Big Spatial Data Processing using Spark
Scala

README.md

Big Spatial Data Processing using Spark

Join the chat at https://gitter.im/syoummer/SpatialSpark Build Status Maven Central

Introduction

SpatialSpark aims to provide efficient spatial operations using Apache Spark. It can be used as a Spark library for spatial extension as well as a standalone application to process large scale spatial join operations.

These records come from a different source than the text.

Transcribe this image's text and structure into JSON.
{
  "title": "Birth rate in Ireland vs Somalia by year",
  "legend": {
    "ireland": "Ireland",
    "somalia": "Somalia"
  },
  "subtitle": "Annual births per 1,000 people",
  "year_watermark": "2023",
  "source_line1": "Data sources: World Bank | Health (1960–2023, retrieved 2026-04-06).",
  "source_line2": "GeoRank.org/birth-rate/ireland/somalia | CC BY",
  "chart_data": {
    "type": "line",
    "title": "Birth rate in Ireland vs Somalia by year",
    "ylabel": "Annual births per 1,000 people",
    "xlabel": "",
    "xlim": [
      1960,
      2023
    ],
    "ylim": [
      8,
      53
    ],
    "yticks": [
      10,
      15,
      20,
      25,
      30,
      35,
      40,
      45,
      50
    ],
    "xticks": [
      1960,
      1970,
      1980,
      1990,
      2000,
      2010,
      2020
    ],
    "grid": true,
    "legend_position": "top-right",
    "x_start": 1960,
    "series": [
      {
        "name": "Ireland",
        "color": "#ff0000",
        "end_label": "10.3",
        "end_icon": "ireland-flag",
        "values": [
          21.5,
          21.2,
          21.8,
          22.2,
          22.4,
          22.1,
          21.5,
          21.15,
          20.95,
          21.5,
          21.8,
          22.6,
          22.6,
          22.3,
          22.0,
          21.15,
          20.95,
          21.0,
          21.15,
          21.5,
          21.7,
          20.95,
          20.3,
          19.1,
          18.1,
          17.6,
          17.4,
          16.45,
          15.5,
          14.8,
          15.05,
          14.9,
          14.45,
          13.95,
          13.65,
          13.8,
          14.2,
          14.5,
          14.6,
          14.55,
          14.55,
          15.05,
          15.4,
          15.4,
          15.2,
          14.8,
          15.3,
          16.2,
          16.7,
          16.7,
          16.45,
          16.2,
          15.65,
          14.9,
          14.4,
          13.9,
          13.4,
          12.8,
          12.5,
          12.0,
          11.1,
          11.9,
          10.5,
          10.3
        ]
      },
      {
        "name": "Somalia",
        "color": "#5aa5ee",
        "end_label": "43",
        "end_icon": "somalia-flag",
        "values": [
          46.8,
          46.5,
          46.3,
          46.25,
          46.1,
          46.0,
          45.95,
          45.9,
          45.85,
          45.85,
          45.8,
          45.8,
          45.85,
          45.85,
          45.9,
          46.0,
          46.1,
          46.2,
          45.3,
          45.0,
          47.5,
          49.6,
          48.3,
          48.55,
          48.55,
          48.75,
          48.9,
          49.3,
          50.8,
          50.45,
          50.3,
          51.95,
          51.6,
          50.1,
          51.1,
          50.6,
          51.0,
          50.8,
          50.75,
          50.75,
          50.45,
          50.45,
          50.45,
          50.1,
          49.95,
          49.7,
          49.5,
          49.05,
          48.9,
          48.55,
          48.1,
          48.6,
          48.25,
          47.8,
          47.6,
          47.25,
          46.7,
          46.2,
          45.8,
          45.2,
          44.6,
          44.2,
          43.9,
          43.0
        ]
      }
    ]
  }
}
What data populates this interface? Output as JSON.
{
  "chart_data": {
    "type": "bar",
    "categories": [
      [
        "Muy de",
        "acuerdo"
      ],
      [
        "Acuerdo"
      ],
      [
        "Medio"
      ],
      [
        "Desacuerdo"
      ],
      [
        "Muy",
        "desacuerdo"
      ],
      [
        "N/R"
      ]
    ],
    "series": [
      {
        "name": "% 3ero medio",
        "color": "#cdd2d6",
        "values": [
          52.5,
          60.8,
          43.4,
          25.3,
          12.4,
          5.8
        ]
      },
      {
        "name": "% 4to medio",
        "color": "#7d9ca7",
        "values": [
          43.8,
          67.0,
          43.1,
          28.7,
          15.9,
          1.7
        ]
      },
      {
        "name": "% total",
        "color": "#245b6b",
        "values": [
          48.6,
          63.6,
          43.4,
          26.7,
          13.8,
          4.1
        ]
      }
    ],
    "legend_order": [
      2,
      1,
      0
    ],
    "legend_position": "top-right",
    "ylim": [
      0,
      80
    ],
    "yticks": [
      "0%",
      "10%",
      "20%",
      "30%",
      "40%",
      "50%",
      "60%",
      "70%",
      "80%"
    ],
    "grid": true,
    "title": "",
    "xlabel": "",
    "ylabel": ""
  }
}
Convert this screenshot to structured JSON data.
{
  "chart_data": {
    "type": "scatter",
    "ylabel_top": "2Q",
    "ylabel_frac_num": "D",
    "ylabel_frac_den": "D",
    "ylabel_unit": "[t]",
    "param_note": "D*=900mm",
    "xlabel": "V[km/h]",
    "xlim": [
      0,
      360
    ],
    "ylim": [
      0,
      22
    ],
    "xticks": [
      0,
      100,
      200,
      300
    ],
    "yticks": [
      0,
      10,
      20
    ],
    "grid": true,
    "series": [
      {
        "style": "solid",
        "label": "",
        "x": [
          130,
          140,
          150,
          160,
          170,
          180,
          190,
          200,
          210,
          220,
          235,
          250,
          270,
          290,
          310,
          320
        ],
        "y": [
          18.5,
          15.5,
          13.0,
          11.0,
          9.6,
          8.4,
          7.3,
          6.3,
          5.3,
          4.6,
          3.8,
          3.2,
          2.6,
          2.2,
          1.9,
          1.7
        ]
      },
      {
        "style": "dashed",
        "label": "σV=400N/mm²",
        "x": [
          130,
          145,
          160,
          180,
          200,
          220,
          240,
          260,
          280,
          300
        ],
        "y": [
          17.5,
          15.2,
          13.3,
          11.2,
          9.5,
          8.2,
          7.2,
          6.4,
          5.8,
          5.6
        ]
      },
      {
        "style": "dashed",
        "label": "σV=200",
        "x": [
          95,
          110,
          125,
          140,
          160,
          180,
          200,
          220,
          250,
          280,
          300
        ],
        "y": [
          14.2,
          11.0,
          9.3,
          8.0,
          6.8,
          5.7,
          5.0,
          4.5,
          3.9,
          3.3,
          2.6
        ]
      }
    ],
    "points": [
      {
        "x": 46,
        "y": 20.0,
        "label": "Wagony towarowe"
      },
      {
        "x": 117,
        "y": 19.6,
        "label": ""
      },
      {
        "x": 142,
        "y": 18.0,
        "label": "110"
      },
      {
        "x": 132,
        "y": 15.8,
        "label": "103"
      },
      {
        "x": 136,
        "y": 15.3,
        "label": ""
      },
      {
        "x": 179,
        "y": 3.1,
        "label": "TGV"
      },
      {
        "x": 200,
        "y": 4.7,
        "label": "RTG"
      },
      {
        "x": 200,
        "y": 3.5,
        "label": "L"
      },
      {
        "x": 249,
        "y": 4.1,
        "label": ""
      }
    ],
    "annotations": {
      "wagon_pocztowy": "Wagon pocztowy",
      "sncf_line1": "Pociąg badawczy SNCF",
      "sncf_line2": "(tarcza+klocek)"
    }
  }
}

SpatialSpark has been compiled and tested on Spark 1.6.1. For geometry operations and data structures for indexes, well known JTS library is used.

Usage

Library

SpatialSpark is published to Maven Central (including SNAPSHOT releases). Just use following coordinates with your build tool:

<dependency>
    <groupId>me.simin</groupId>
    <artifactId>spatial-spark_2.10</artifactId>
    <version>1.0</version>
</dependency>

DataFrame Implementation

working in progress (preliminary implementation under exp)

Standalone Application

If you want, you can also use few predefined Spark jobs. To get jar, simply use SBT:

sbt assembly

Then, you can use spark-submit to submit a Spark job.

Spatial Join

Run spatial join processing on two datasets with spatial information (in WKT format) Use --help to list all available options.

Example
Assuming two input datasets (A and B) have been uploaded to HDFS (or S3 for Amazon AWS), below is a broadcast based spatial join example.

bin/spark-submit --master spark://spark_cluster:7077 --class spatialspark.main.SpatialJoinApp \
spatial-spark-assembly-1.1.0-SNAPSHOT.jar --left A --geom_left 0 --right B --geom_right 0 --broadcast true --output output \
--partition 1024 --predicate within 

If both datasets are very large, so that the right dataset cannot fit in memory, here is an example of performing partition based spatial join.

bin/spark-submit --master spark://spark_cluster:7077 --class spatialspark.main.SpatialJoinApp \
spatial-spark-assembly-1.1.0-SNAPSHOT.jar --left A --geom_left 0 --right B --geom_right 1 --broadcast false --output output \
--partition 1024 --predicate within --method stp --conf 32:32:0.1 --parallel_part true

We have provided two sample datasets, including one point dataset (data/point1k.tsv) and one polygon dataset (data/nycb.tsv).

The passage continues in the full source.